Le Temps a osé t’éloigner de nous mais nous prendrons notre revanche. Ton œuvre est vivante.
Dimanche, nous conterons encore ta vie, nous dirons tes mots, nous exprimerons tes phrases, je serai là, immergé, esprit à la rencontre de l’essence qui désormais flotte dans le bel azur de pureté qui baigne notre île.
Dimanche, sur ta dernière demeure, nous jetterons une poignée de notre Terre, la Martinique pour notre fusionnelle affection.
Dimanche, nous y jetterons des fleurs de balisier, le calice des furtifs colibris et aussi fleur de l’espérance que tu nous a inculqué dès ton engagement pour les «sans-voix», pour le respect de la dignité de l’Afrique humiliée, de ses enfants tombés sous les coups de la férocité, mais qui, debout, «dans la cale» ont bravé l’injustice du Nord.
Ah ! Toussaint, quel homme, quelle nation, quelle analyse politique.
Lorsque parut Le Progressiste, seule la réservation sauvait le lecteur. Je n’étais qu’un enfant et n’avais pas atteint ma dixième année. Feu mon père me remis «20 centimes coq» et m’envoya chercher un exemplaire. C’était l’évènement de l’année, il y avait foule et discussion. Dans l’entête, la devise disait: «La chance de la Martinique, c’est le travail des Martiniquais». Je fus conquis par la profondeur de cette vision qui plaçait notre Nous, face à ce monde de «capitaines d’industries». Je me revois en train de lire en marchant, j’entends feu mon oncle Casimir de Fort-de-France, avec une voix de stentor, en vanter la portée salutaire et terminer par un «Ah ! Césai di ou sa…». Il n’était point le seul.

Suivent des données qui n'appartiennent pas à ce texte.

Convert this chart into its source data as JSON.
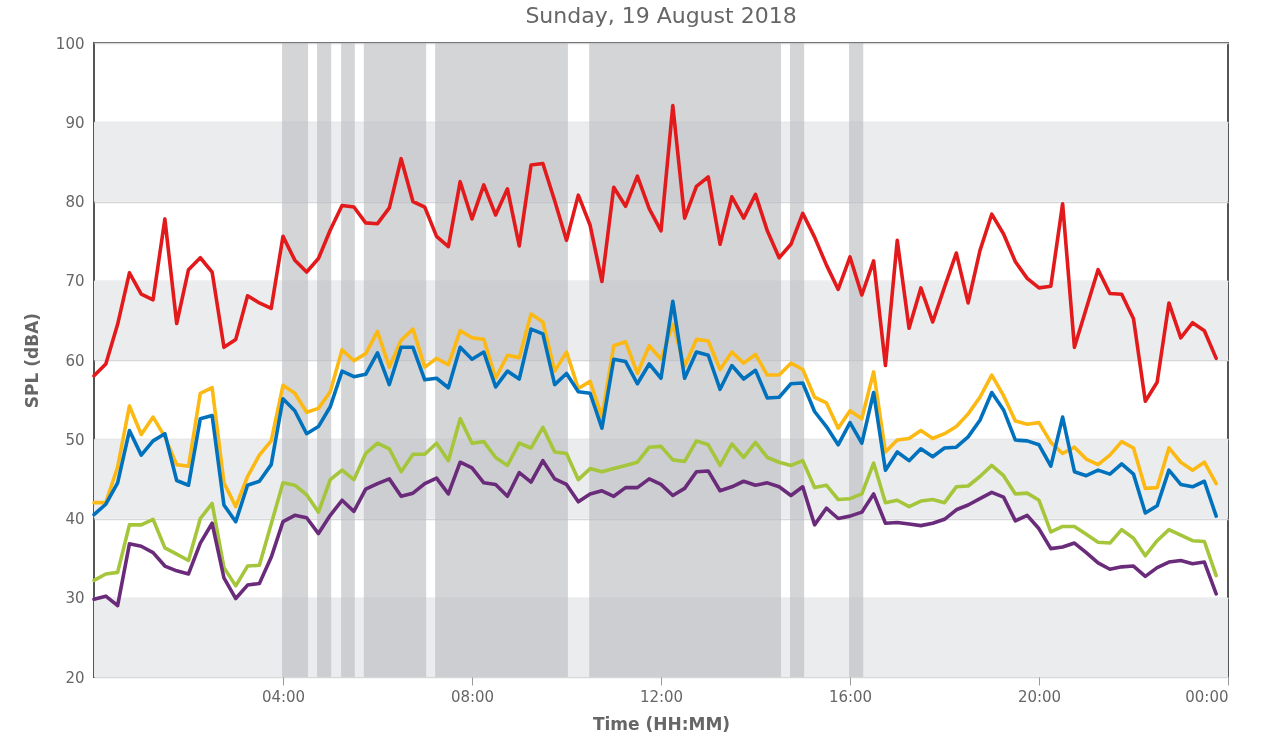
{
  "chart_data": {
    "type": "line",
    "title": "Sunday, 19 August 2018",
    "xlabel": "Time (HH:MM)",
    "ylabel": "SPL (dBA)",
    "x": [
      0,
      0.25,
      0.5,
      0.75,
      1,
      1.25,
      1.5,
      1.75,
      2,
      2.25,
      2.5,
      2.75,
      3,
      3.25,
      3.5,
      3.75,
      4,
      4.25,
      4.5,
      4.75,
      5,
      5.25,
      5.5,
      5.75,
      6,
      6.25,
      6.5,
      6.75,
      7,
      7.25,
      7.5,
      7.75,
      8,
      8.25,
      8.5,
      8.75,
      9,
      9.25,
      9.5,
      9.75,
      10,
      10.25,
      10.5,
      10.75,
      11,
      11.25,
      11.5,
      11.75,
      12,
      12.25,
      12.5,
      12.75,
      13,
      13.25,
      13.5,
      13.75,
      14,
      14.25,
      14.5,
      14.75,
      15,
      15.25,
      15.5,
      15.75,
      16,
      16.25,
      16.5,
      16.75,
      17,
      17.25,
      17.5,
      17.75,
      18,
      18.25,
      18.5,
      18.75,
      19,
      19.25,
      19.5,
      19.75,
      20,
      20.25,
      20.5,
      20.75,
      21,
      21.25,
      21.5,
      21.75,
      22,
      22.25,
      22.5,
      22.75,
      23,
      23.25,
      23.5,
      23.75
    ],
    "series": [
      {
        "color": "#e31a1c",
        "values": [
          58,
          59.5,
          64.5,
          71,
          68.3,
          67.6,
          77.8,
          64.6,
          71.4,
          72.9,
          71.1,
          61.6,
          62.6,
          68.1,
          67.2,
          66.5,
          75.6,
          72.6,
          71.1,
          72.8,
          76.4,
          79.5,
          79.3,
          77.3,
          77.2,
          79.2,
          85.4,
          80,
          79.3,
          75.6,
          74.3,
          82.5,
          77.8,
          82.1,
          78.3,
          81.6,
          74.4,
          84.6,
          84.8,
          80.1,
          75.1,
          80.8,
          77,
          69.9,
          81.8,
          79.4,
          83.2,
          79.1,
          76.3,
          92.1,
          77.9,
          81.9,
          83.1,
          74.6,
          80.6,
          77.9,
          80.9,
          76.3,
          72.9,
          74.6,
          78.5,
          75.5,
          72,
          68.9,
          73,
          68.2,
          72.5,
          59.3,
          75.1,
          64,
          69.1,
          64.8,
          69.2,
          73.5,
          67.2,
          73.8,
          78.4,
          75.9,
          72.4,
          70.3,
          69.1,
          69.3,
          79.7,
          61.6,
          66.5,
          71.4,
          68.4,
          68.3,
          65.2,
          54.8,
          57.2,
          67.2,
          62.8,
          64.7,
          63.7,
          60.2
        ]
      },
      {
        "color": "#fdb913",
        "values": [
          42,
          42,
          46.5,
          54.2,
          50.6,
          52.8,
          50.3,
          46.8,
          46.6,
          55.8,
          56.5,
          44.5,
          41.5,
          45.3,
          48,
          49.8,
          56.8,
          55.8,
          53.4,
          53.9,
          56,
          61.3,
          59.9,
          60.8,
          63.6,
          59.1,
          62.5,
          63.9,
          59.1,
          60.2,
          59.4,
          63.7,
          62.8,
          62.6,
          57.7,
          60.6,
          60.3,
          65.8,
          64.8,
          58.6,
          61,
          56.4,
          57.3,
          52.8,
          61.8,
          62.3,
          58.3,
          61.8,
          60.1,
          64.5,
          59.2,
          62.6,
          62.4,
          58.8,
          61,
          59.6,
          60.7,
          58.1,
          58.1,
          59.6,
          58.8,
          55.3,
          54.6,
          51.4,
          53.6,
          52.6,
          58.5,
          48.4,
          49.9,
          50.1,
          51.1,
          50.1,
          50.7,
          51.6,
          53.2,
          55.3,
          58.1,
          55.5,
          52.3,
          51.9,
          52.1,
          49.6,
          48.2,
          49,
          47.5,
          46.8,
          48,
          49.7,
          48.9,
          43.8,
          43.9,
          48.9,
          47.1,
          46.1,
          47.1,
          44.4
        ]
      },
      {
        "color": "#0072bd",
        "values": [
          40.5,
          41.8,
          44.5,
          51.1,
          48,
          49.8,
          50.7,
          44.8,
          44.2,
          52.6,
          53,
          41.7,
          39.6,
          44.2,
          44.7,
          46.8,
          55.1,
          53.6,
          50.7,
          51.6,
          54.1,
          58.6,
          57.9,
          58.2,
          60.9,
          56.9,
          61.6,
          61.6,
          57.5,
          57.7,
          56.5,
          61.6,
          60.1,
          61,
          56.6,
          58.6,
          57.6,
          63.9,
          63.3,
          56.9,
          58.3,
          56,
          55.8,
          51.4,
          60.1,
          59.8,
          57,
          59.5,
          57.7,
          67.4,
          57.7,
          61,
          60.6,
          56.3,
          59.3,
          57.6,
          58.7,
          55.2,
          55.3,
          57,
          57.1,
          53.5,
          51.6,
          49.3,
          52.1,
          49.5,
          55.9,
          46.1,
          48.4,
          47.3,
          48.8,
          47.8,
          48.9,
          49,
          50.3,
          52.4,
          55.9,
          53.7,
          49.9,
          49.8,
          49.3,
          46.6,
          52.8,
          45.9,
          45.4,
          46.1,
          45.6,
          46.9,
          45.6,
          40.7,
          41.6,
          46.1,
          44.3,
          44,
          44.7,
          40.3
        ]
      },
      {
        "color": "#a5c63b",
        "values": [
          32.2,
          33,
          33.2,
          39.2,
          39.2,
          39.9,
          36.3,
          35.5,
          34.7,
          40,
          41.9,
          33.8,
          31.5,
          34,
          34.1,
          39.3,
          44.5,
          44.2,
          43,
          40.8,
          44.9,
          46.1,
          44.9,
          48.2,
          49.5,
          48.8,
          45.9,
          48.1,
          48.1,
          49.5,
          47.3,
          52.6,
          49.5,
          49.7,
          47.7,
          46.7,
          49.5,
          48.9,
          51.5,
          48.4,
          48.2,
          44.9,
          46.3,
          45.9,
          46.3,
          46.7,
          47.1,
          49,
          49.1,
          47.4,
          47.2,
          49.8,
          49.3,
          46.7,
          49.4,
          47.7,
          49.6,
          47.7,
          47.1,
          46.7,
          47.3,
          43.9,
          44.2,
          42.4,
          42.5,
          43.1,
          47,
          42,
          42.3,
          41.5,
          42.2,
          42.4,
          42,
          44,
          44.1,
          45.3,
          46.7,
          45.4,
          43.1,
          43.2,
          42.3,
          38.3,
          39,
          39,
          38,
          37,
          36.9,
          38.6,
          37.5,
          35.3,
          37.2,
          38.6,
          37.9,
          37.2,
          37.1,
          32.8
        ]
      },
      {
        "color": "#6a2c7a",
        "values": [
          29.8,
          30.2,
          29,
          36.8,
          36.5,
          35.7,
          34,
          33.4,
          33,
          36.9,
          39.4,
          32.5,
          29.9,
          31.6,
          31.8,
          35.1,
          39.6,
          40.4,
          40.1,
          38.1,
          40.4,
          42.3,
          40.9,
          43.7,
          44.4,
          45,
          42.8,
          43.2,
          44.4,
          45.1,
          43.1,
          47.1,
          46.4,
          44.5,
          44.3,
          42.8,
          45.8,
          44.6,
          47.3,
          45,
          44.3,
          42.1,
          43.1,
          43.5,
          42.8,
          43.9,
          43.9,
          45,
          44.3,
          42.9,
          43.8,
          45.9,
          46,
          43.5,
          44,
          44.7,
          44.2,
          44.5,
          44,
          42.9,
          44,
          39.2,
          41.3,
          40,
          40.3,
          40.8,
          43.1,
          39.4,
          39.5,
          39.3,
          39.1,
          39.4,
          39.9,
          41.1,
          41.7,
          42.5,
          43.3,
          42.7,
          39.7,
          40.4,
          38.7,
          36.2,
          36.4,
          36.9,
          35.7,
          34.4,
          33.6,
          33.9,
          34,
          32.7,
          33.8,
          34.5,
          34.7,
          34.3,
          34.5,
          30.5
        ]
      }
    ],
    "xlim": [
      0,
      24
    ],
    "xticks": [
      {
        "value": 4,
        "label": "04:00"
      },
      {
        "value": 8,
        "label": "08:00"
      },
      {
        "value": 12,
        "label": "12:00"
      },
      {
        "value": 16,
        "label": "16:00"
      },
      {
        "value": 20,
        "label": "20:00"
      },
      {
        "value": 24,
        "label": "00:00"
      }
    ],
    "ylim": [
      20,
      100
    ],
    "yticks": [
      20,
      30,
      40,
      50,
      60,
      70,
      80,
      90,
      100
    ],
    "grid": "y",
    "bands": [
      {
        "axis": "y",
        "from": 20,
        "to": 30,
        "color": "#ebecee"
      },
      {
        "axis": "y",
        "from": 40,
        "to": 50,
        "color": "#ebecee"
      },
      {
        "axis": "y",
        "from": 60,
        "to": 70,
        "color": "#ebecee"
      },
      {
        "axis": "y",
        "from": 80,
        "to": 90,
        "color": "#ebecee"
      },
      {
        "axis": "x",
        "from": 3.98,
        "to": 4.53,
        "color": "#b9bbbf"
      },
      {
        "axis": "x",
        "from": 4.72,
        "to": 5.02,
        "color": "#b9bbbf"
      },
      {
        "axis": "x",
        "from": 5.23,
        "to": 5.52,
        "color": "#b9bbbf"
      },
      {
        "axis": "x",
        "from": 5.71,
        "to": 7.03,
        "color": "#b9bbbf"
      },
      {
        "axis": "x",
        "from": 7.22,
        "to": 10.03,
        "color": "#b9bbbf"
      },
      {
        "axis": "x",
        "from": 10.48,
        "to": 14.54,
        "color": "#b9bbbf"
      },
      {
        "axis": "x",
        "from": 14.73,
        "to": 15.03,
        "color": "#b9bbbf"
      },
      {
        "axis": "x",
        "from": 15.98,
        "to": 16.28,
        "color": "#b9bbbf"
      }
    ]
  }
}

Enfin, la question de la prise en main de notre destin était posée avec réalisme. Nous ne pouvions être «la chose des autres». Le Cahier d’un retour au pays natal avait déjà subjugué les consciences. Le Rebelle avait parlé, «plantureusement», impossible d’éviter les débats foisonnants. La Pelée surprit les habitants, un matin du 8 mai 1902, et bloqua les aiguilles de l’horloge à 7h52. Phénix, tu as réveillé en l’être humain: la conscience de soi, la dignité de soi, le respect de l’Autre, la dimension de l’Être.
Ta place est toujours parmi nous, dans notre île généreuse et fertile, la belle Juanacaera des Caraïbes, notre Martinique chérie, notre perle frangée par l’écume blanche des flots qui jaillissent et se meurent sur ses côtes ciselées, île joyau et désormais écrin précieux de ton corps, le plus beau des Panthéons. L’abbé Grégoire, Hugo, Lamartine, Schœlcher même, j’en suis sûr, le voudrait ainsi. Alors, que l’humus fertilise notre sol pour la postérité.
Tu restes toujours Aimé, à jamais gravé dans nos cœurs et notre mémoire.
Non, les Géants ne meurent jamais.
Aux proches, à la famille, je vous assure de ma profonde sympathie et vous présente mes Sincères condoléances
Lucien JOLET
Président de l’Association culturelle ZANMA.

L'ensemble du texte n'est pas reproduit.